The opportunity was clear. The brand was not ready for it. Safe Appetite had been built to speak to individuals, and reassuring a worried parent is a world away from convincing a safeguarding lead weighing duty of care and liability. The name compounded the problem. The everyday spelling of ‘safe’ is almost impossible to own, and the original identity carried none of the authority an institution needs before it trusts you with children’s safety. Sophia risked walking into B2B rooms looking smaller than the platform she had built.
The Solution
We started with strategy, not aesthetics. Before touching the identity, we worked out who Saphe Tech was and who it now needed to convince. Showing up for institutions is a different job to reassuring an individual, so understanding the B2B audience, and the pain points they carry, came first.
From there we built out the full brand:
- Defined the brand’s purpose, personality and positioning so it could stand apart from the other operators in the allergy-safety space
- Mapped its two distinct audiences, individuals and institutions, and the very different concerns each carries, from personal reassurance to safeguarding, compliance and liability, so the brand could speak to each on its own terms
- Renamed Safe Appetite to Saphe Tech, an ownable, distinctive name (with a quiet nod to Sophia’s own spelling) in place of a generic word no one could own
- Designed a friendly bold serif wordmark, rounded and characterful, credible without feeling clinical
- Created a mark of six check marks rotated into a circle, their upticks extended into a starburst for movement, reframing the laborious allergy matrix as something positive while the circle reads as a protective shield: trusted, secure and built to deliver
- Built a dictionary-style device pairing the coined spelling with the familiar word safe, tagged trusted and noun, to fix pronunciation and reinforce the two feelings the brand trades on
- Extended a teal and rusty-orange palette carried over from the original identity across marketing materials, website and app, keeping continuity for an audience already in conversation with her
The Impact
Sophia now shows up as the platform she built. The rebrand gave her a professional, consistent presence that matches the seriousness of selling a child-safety system into institutions, which is the difference between being heard in a B2B room and being overlooked in one.

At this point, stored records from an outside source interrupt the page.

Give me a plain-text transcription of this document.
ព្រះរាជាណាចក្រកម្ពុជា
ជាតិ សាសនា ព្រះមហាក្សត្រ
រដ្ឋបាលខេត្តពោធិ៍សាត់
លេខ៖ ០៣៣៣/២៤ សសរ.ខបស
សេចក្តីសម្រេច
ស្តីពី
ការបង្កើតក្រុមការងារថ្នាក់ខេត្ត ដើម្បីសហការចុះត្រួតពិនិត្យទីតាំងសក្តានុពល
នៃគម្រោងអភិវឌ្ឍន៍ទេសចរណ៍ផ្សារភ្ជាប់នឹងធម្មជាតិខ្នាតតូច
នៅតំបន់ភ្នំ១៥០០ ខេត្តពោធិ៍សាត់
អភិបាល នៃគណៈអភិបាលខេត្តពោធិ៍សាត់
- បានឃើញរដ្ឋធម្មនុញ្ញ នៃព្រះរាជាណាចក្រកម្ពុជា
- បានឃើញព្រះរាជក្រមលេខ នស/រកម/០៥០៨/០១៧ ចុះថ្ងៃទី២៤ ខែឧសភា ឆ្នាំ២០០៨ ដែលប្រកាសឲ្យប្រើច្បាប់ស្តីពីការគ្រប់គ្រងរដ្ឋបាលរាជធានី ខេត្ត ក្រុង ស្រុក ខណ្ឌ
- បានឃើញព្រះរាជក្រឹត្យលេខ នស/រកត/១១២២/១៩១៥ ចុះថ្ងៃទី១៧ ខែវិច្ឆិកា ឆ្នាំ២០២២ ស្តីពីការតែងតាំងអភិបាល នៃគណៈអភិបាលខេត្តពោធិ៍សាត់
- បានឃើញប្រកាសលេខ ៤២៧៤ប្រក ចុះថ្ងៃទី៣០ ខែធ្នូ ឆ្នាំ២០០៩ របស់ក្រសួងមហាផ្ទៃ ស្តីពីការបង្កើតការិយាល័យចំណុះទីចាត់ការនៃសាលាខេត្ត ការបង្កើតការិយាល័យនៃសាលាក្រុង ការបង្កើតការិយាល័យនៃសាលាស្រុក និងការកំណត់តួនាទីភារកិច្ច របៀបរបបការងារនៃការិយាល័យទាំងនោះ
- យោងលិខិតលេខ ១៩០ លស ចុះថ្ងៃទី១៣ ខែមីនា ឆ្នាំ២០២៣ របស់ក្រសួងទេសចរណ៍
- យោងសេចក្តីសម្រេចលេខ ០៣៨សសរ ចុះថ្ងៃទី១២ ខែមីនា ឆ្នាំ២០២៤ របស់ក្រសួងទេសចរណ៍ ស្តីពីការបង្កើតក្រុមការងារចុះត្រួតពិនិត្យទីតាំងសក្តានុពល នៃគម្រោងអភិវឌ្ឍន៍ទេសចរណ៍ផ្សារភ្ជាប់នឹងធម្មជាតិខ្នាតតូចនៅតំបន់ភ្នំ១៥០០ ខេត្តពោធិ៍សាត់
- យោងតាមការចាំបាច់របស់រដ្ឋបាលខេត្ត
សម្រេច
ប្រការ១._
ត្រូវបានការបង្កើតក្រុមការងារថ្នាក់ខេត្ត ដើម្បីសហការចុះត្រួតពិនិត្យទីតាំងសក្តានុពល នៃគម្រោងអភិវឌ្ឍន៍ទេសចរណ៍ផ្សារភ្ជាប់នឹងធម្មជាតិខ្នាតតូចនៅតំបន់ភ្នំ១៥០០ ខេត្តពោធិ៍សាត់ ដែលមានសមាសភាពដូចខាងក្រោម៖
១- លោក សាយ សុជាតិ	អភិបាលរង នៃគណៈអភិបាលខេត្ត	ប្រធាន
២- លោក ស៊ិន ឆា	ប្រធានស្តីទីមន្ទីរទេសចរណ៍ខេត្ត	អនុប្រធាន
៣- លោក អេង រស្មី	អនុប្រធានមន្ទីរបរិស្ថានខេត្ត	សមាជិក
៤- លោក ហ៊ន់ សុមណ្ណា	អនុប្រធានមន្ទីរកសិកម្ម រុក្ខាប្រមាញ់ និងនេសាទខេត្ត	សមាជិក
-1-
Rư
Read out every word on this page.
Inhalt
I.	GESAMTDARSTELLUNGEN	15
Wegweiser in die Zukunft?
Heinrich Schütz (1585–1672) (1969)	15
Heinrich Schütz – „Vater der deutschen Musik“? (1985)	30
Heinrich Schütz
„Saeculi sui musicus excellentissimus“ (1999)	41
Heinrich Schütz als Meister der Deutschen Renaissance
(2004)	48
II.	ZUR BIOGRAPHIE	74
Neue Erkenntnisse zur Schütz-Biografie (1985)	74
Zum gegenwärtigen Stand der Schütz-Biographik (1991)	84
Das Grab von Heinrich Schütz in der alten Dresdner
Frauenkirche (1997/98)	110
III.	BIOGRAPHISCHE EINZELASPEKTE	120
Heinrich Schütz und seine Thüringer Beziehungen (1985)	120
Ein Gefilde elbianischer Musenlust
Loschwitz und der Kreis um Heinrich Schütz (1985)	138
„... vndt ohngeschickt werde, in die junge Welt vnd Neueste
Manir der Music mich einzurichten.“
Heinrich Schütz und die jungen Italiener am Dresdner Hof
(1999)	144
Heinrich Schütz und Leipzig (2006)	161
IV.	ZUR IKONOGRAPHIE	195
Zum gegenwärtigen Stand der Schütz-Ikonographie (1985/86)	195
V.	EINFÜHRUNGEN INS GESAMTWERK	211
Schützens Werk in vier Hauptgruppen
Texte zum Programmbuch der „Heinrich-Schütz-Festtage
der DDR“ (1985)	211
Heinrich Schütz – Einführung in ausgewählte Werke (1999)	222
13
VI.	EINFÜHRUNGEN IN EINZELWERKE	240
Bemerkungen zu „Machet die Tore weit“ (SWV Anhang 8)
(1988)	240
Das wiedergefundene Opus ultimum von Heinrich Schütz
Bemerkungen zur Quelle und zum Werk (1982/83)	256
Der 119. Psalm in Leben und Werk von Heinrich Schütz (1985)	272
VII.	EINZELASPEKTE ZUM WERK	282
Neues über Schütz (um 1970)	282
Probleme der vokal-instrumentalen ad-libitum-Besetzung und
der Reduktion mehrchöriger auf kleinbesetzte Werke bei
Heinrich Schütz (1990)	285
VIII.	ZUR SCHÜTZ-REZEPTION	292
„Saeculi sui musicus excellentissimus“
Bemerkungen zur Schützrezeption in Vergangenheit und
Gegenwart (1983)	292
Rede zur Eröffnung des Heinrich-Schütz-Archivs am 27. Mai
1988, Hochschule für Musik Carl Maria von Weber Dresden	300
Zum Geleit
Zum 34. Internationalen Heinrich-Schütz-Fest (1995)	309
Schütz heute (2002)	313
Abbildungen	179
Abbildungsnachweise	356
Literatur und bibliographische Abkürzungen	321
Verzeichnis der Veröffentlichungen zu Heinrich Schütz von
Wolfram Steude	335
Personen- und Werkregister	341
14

With the identity finished, the system carried into everything she needs to win that audience: leaflets, brochures, stationery and exhibition banners. That presence now backs her in public. She has taken a speaking slot at the Allergy & Free From Show at the NEC, and Saphe Tech has been recognised as a finalist in two categories at the Biz Women Awards, Tech Visionary and Health and Wellness Innovator. Whether online or in person, the brand stands solid behind her and holds its own against competitors in the space.
The deeper shift is commercial. Repositioning from a consumer app to a B2B platform widened both her market and her revenue model, letting her serve institutions and individuals from one credible brand rather than stretching a consumer identity to do a job it was never built for.
The best branding meeting I’ve had to date. Euan’s attention to detail and his ability to make you reflect on your hows and whys really allowed me to focus on the audience we wanted to engage with, and on how to embed our philosophies and values into the very foundations of our business.
Why it Works
When the business model moves, the brand has to move with it. An identity built to reassure individuals will quietly undersell you the moment you walk into a room where the buyer is weighing duty of care.